Stella Carol (LOC)

    Bain News Service,, publisher.

    Stella Carol

    [between ca. 1910 and ca. 1915]

    1 negative : glass ; 5 x 7 in. or smaller.

    Notes:
    Title from unverified data provided by the Bain News Service on the negatives or caption cards.
    Forms part of: George Grantham Bain Collection (Library of Congress).

    Format: Glass negatives.

    Rights Info: No known restrictions on publication.

    Repository: Library of Congress, Prints and Photographs Division, Washington, D.C. 20540 USA, hdl.loc.gov/loc.pnp/pp.print

    General information about the Bain Collection is available at hdl.loc.gov/loc.pnp/pp.ggbain

    Higher resolution image is available (Persistent URL): hdl.loc.gov/loc.pnp/ggbain.19765

    Call Number: LC-B2- 3575-1

    Comments and faves

    1. gavinsblog, Čestmíra, kotraport, Lotus Carroll, and 95 other people added this photo to their favorites.

    2. Pixel Wrangler (4 weeks ago | reply)

      Stella Carol, age 17, a well-known soprano, and her husband, Albert Leblond, were passengers aboard the White Star Company Arabic when it was torpedoed without warning on August 20, 1915. The liner sank to the bottom of the Atlantic eleven minutes after it was hit. Approximately 175 passengers and 215 crew members survived the German attack.

      Stella endeavored to keep up the spirits of her companions in one of the crowded lifeboats by singing "It's a long way to Tipperary" to them, along with other patriotic songs – and she also lent a hand with an oar.

      Four years earlier, Stella Carol, whose real name was Lily Furnesse, and her sister were singing Christmas carols on the streets of Hampstead on Christmas Eve, 1910, hoping to get enough money to buy their mother a surprise Christmas present. By a wonderful chance she stopped to sing "Softly the night is sleeping" in the doorway of the well-known teacher of singing, Mme. Amy Sherwin.

      Madame Sherwin said, "I was much struck by the compass and the purity of the voice of one of the children. I called them in, chatted with them and made them comfortable. In the intervals of munching an apple, Stella, the elder of the two, told me she was thirteen years of age, one of twelve children, residing with their parents at Holloway."

      The following day Mme. Sherwin met with Stella's mother, and moved Stella into her home where she was provided with every resource for her education and professional training.

      A photo of Mme. Sherwin in the Library of Congress Collection on Flickr can be seen here:

      Mrs. Amy Sherwin, Lady Maitland  (LOC)

      — Compiled and excerpted: New-York Tribune; The Straits Times; The Advertiser; The Dominion; The New York Times
       
       

    3. Pixel Wrangler (4 weeks ago | reply)

      A different pose of Stella from this portrait sitting is in the Photographs Collection of The National Portrait Gallery, London.

      This portrait of Stella Carol was apparently made on February 19, 1915, in the studios formerly of Alexander Bassano on Old Bond Street, London.
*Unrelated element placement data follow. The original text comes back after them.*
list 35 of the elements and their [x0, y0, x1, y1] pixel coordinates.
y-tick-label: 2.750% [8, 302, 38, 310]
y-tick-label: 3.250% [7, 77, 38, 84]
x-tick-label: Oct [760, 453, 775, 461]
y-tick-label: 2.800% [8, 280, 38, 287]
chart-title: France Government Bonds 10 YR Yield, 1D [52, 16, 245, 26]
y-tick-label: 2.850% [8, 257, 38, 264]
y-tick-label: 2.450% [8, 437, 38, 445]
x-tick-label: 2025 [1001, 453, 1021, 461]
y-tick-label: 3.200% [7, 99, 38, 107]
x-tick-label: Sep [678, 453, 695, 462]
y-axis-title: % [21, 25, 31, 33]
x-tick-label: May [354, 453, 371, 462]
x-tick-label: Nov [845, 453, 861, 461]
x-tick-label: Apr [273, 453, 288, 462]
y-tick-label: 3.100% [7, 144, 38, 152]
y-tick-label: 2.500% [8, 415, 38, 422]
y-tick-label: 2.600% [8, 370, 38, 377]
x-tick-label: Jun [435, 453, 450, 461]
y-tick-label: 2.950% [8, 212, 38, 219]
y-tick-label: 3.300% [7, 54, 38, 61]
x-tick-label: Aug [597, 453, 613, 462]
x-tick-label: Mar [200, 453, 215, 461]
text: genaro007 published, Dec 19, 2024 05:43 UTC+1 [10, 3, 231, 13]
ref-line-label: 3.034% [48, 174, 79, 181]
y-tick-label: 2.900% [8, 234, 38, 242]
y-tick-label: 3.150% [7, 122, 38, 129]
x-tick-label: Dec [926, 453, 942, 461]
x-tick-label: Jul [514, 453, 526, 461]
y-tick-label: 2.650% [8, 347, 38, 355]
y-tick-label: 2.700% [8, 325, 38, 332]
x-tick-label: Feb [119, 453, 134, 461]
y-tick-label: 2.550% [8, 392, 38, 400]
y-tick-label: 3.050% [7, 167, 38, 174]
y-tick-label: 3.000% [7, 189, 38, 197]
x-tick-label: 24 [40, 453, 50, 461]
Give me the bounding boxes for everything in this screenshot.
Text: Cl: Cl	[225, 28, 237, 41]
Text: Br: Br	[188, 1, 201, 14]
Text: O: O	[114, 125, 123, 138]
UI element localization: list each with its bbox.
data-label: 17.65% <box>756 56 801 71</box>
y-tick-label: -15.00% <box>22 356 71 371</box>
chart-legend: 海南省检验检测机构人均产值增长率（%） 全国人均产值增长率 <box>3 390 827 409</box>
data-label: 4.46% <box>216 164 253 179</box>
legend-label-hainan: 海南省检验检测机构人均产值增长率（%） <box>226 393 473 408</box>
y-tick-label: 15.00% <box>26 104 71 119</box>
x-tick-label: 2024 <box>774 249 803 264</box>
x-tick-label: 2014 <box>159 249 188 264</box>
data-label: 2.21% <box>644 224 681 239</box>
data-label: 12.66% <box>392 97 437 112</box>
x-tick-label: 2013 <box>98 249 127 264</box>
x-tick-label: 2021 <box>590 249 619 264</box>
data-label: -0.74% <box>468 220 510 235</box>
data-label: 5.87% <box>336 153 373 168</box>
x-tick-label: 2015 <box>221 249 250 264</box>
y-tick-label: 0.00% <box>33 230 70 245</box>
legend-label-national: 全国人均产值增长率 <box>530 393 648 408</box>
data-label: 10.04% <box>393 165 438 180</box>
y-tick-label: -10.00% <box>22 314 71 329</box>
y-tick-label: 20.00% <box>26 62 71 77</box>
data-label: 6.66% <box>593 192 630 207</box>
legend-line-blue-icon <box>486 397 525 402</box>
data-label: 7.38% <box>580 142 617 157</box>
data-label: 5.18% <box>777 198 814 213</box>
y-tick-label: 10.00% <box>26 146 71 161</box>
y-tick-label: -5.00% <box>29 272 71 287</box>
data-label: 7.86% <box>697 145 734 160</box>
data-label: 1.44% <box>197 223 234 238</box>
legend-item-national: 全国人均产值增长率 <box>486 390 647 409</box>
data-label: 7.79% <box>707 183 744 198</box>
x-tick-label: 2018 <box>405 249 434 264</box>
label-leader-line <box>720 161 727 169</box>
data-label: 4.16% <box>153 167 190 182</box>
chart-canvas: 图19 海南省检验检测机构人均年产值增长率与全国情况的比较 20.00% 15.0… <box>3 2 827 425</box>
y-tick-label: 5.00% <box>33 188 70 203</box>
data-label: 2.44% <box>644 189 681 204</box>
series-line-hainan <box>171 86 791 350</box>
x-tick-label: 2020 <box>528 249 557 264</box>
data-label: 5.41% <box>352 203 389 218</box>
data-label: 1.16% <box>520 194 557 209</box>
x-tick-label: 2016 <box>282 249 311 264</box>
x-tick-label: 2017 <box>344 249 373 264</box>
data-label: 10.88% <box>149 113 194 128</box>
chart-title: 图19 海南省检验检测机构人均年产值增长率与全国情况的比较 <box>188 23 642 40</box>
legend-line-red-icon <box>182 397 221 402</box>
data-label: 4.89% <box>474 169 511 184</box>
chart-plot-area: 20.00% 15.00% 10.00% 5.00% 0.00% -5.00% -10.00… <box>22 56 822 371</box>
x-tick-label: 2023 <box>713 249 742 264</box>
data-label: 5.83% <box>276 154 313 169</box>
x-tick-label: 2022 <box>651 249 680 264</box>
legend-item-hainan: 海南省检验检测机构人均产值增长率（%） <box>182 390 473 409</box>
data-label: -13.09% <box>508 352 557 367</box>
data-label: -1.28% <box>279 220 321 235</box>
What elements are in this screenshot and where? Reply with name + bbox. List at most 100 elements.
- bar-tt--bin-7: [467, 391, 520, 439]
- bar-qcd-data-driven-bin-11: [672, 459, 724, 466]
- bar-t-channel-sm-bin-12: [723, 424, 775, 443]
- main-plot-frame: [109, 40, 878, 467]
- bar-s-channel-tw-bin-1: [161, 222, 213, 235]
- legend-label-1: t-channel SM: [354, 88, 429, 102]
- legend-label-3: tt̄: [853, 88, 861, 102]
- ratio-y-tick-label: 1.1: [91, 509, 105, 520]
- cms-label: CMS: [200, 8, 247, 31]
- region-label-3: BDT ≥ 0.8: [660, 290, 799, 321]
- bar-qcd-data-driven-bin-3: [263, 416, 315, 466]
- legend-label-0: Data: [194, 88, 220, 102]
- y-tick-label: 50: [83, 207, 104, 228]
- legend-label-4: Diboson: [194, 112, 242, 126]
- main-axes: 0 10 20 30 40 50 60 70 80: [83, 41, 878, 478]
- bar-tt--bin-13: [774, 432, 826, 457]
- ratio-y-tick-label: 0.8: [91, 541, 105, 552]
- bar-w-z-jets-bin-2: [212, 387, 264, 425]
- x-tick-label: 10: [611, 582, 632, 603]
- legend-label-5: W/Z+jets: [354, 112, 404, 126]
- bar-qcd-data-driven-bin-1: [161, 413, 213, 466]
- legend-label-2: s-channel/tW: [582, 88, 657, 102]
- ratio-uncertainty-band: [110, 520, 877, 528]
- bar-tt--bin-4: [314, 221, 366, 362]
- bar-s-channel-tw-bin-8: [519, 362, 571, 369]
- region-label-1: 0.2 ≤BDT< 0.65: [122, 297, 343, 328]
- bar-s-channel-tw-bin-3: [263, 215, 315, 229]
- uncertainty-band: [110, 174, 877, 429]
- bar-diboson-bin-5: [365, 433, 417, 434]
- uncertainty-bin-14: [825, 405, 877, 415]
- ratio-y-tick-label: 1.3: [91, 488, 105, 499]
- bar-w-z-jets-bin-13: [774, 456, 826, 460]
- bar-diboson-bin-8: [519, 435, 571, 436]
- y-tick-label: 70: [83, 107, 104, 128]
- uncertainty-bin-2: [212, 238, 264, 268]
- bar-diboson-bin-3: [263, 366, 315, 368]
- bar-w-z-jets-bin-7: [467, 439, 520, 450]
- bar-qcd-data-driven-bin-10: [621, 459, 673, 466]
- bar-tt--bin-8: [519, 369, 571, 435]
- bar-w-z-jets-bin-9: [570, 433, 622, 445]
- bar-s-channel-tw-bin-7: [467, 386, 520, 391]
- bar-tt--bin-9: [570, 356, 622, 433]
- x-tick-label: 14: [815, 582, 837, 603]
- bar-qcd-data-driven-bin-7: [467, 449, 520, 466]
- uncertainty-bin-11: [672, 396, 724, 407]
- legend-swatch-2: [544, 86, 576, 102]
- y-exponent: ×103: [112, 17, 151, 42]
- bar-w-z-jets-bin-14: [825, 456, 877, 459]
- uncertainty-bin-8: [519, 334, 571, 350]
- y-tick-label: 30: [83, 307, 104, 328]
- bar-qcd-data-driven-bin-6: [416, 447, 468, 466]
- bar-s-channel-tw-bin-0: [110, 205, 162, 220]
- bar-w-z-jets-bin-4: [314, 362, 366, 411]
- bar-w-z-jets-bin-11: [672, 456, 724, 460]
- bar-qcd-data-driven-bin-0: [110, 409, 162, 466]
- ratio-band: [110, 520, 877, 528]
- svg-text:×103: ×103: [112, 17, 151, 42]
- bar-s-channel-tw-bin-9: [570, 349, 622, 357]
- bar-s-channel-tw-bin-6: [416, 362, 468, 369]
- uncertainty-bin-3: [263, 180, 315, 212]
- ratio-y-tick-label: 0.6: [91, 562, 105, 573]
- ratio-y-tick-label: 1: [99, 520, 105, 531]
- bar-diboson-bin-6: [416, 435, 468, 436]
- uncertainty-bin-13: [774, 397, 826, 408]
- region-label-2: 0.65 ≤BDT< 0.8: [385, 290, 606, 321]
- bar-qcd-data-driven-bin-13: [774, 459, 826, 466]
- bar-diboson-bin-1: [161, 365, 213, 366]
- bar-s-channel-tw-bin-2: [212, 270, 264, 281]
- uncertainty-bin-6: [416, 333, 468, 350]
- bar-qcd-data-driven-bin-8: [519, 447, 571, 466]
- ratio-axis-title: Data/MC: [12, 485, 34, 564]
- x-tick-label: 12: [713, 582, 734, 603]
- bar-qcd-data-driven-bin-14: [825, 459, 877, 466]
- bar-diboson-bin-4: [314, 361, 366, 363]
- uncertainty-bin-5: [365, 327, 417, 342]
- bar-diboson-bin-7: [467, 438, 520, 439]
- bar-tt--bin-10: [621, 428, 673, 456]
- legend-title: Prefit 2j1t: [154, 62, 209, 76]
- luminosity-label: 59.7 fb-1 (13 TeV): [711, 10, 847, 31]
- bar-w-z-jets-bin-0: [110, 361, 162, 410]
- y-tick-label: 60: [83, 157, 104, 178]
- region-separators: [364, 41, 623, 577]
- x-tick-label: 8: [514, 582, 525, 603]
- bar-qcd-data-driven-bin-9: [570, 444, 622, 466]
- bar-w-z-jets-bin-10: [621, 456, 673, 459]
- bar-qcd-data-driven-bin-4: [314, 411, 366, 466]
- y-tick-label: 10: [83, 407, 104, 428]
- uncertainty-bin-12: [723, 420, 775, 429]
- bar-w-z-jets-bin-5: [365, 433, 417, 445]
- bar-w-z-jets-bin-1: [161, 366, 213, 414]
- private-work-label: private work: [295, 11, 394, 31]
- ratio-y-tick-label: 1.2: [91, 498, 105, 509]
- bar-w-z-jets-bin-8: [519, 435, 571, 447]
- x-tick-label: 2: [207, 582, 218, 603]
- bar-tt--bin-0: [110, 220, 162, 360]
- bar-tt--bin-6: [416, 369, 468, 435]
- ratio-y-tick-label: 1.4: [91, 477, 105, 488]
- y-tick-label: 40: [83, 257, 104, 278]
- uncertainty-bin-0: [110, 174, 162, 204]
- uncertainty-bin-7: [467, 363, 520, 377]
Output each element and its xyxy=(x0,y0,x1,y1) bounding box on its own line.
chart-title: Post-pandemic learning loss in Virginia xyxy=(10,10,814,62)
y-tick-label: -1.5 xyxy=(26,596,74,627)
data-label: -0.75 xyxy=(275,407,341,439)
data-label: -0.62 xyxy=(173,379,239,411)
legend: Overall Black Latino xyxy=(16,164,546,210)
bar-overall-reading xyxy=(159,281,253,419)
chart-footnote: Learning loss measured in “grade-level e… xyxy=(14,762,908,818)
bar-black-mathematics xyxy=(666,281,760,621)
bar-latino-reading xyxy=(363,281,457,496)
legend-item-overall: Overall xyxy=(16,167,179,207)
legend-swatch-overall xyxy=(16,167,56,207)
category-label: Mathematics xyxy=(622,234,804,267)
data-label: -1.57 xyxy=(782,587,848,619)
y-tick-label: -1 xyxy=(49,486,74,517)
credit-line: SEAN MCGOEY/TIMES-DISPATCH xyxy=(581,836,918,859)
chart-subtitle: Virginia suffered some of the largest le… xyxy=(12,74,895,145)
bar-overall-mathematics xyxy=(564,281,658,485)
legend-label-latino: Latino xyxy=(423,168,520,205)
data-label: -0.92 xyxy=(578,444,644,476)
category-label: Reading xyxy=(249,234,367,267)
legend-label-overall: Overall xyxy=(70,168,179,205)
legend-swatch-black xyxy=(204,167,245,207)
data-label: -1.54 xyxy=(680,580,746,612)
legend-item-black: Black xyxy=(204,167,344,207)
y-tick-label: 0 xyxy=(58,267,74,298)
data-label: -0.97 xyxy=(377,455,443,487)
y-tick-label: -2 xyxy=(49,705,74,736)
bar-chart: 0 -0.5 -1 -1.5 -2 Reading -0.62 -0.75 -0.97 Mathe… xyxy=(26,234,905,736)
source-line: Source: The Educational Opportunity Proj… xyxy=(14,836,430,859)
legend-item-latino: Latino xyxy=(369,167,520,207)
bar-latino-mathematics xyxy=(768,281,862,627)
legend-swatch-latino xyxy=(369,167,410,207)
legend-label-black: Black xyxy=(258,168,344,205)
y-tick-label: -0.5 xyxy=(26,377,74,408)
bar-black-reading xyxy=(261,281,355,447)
Bassano retired in around 1903, when the premises were refurbished and relaunched as Bassano Ltd, Royal Photographers. The National Portrait Gallery owns more than 50,000 of the firm's original glass negatives.
       

    4. Erick Valdes (3 weeks ago | reply)

      Beautiful!

    5. This photo was invited and added to the Supreme Awesomeness! Post Some/Award None. group.

    6. denebola2025 (2 weeks ago | reply)

      Cool history! Nice quality of photograph for those times!